Background: Patients living with serious infectious diseases, such as infection by human immunodeficiency virus (HIV) or tuberculosis (TB), are candidates for palliative care from diagnosis to the advanced stage of the disease. There is a scarcity of studies on palliative care for infectious diseases. The purpose of this study was to describe the clinical and care aspects related to palliative care in patients with severe serious illness that occurs in a referral hospital for infectious diseases. Methods: We conducted a cross-sectional, retrospective study of patients who died of severe advanced disease during hospitalization in a Brazilian reference hospital for infectious diseases from January 2017 to March 2018. We defined serious illness as a health condition that presented a high risk of mortality, and negatively affected a person’s daily function or quality of life, or overloaded their caregivers.

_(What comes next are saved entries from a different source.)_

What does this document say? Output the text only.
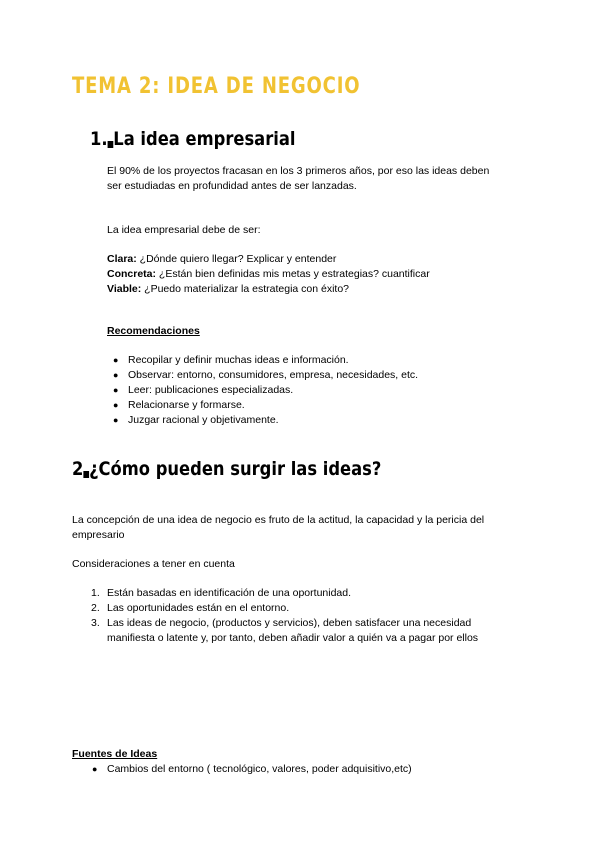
TEMA 2: IDEA DE NEGOCIO
1. La idea empresarial
El 90% de los proyectos fracasan en los 3 primeros años, por eso las ideas deben
ser estudiadas en profundidad antes de ser lanzadas.
La idea empresarial debe de ser:
Clara: ¿Dónde quiero llegar? Explicar y entender
Concreta: ¿Están bien definidas mis metas y estrategias? cuantificar
Viable: ¿Puedo materializar la estrategia con éxito?
Recomendaciones
● Recopilar y definir muchas ideas e información.
● Observar: entorno, consumidores, empresa, necesidades, etc.
● Leer: publicaciones especializadas.
● Relacionarse y formarse.
● Juzgar racional y objetivamente.
2 ¿Cómo pueden surgir las ideas?
La concepción de una idea de negocio es fruto de la actitud, la capacidad y la pericia del
empresario
Consideraciones a tener en cuenta
1. Están basadas en identificación de una oportunidad.
2. Las oportunidades están en el entorno.
3. Las ideas de negocio, (productos y servicios), deben satisfacer una necesidad
manifiesta o latente y, por tanto, deben añadir valor a quién va a pagar por ellos
Fuentes de Ideas
● Cambios del entorno ( tecnológico, valores, poder adquisitivo,etc)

Results: There were 95 deaths during this period, of which 77 (81%) were included for analysis. Forty-nine (63.6%) were male. The mean age was 56.3 years (SD 17.34). The average time from hospitalization to death was 8.15 (SD 15.67) days. Of the 77 patients, 24 (31.1%) had active TB, 37 (48%) had HIV infection, and 21 (27.2%) had advanced neoplasia. At the time of death, 49 (62.8%) were admitted to the ward, 8 (10.2%) to the emergency unit, and 21 (26.9%) to the ICU. At the time of death, 51 (63.5%) used vasoactive drugs, 49 (62.8%) used mechanical ventilation, 17 (21.7%) underwent hemodialysis, 56 (71.7%) had a central venous catheter, 55 (70.5%) had an indwelling urinary catheter, 59 (75.6%) were on enteral diet by nasoenteral tube or gastrostomy, and 58 (75.3%) received antibiotic therapy. At the time of death, only 10 (12.9%) patients used opioids to control symptoms of late life, such as pain and dyspnea. Conclusions: Assistance for suffering in patients with severe health conditions and finitude of life, even in a hospital unit specialized in infectious diseases, occurred to a limited extent. It is necessary to evaluate the benefits of a specialized service in palliative care in order to provide better assistance to patients with this profile.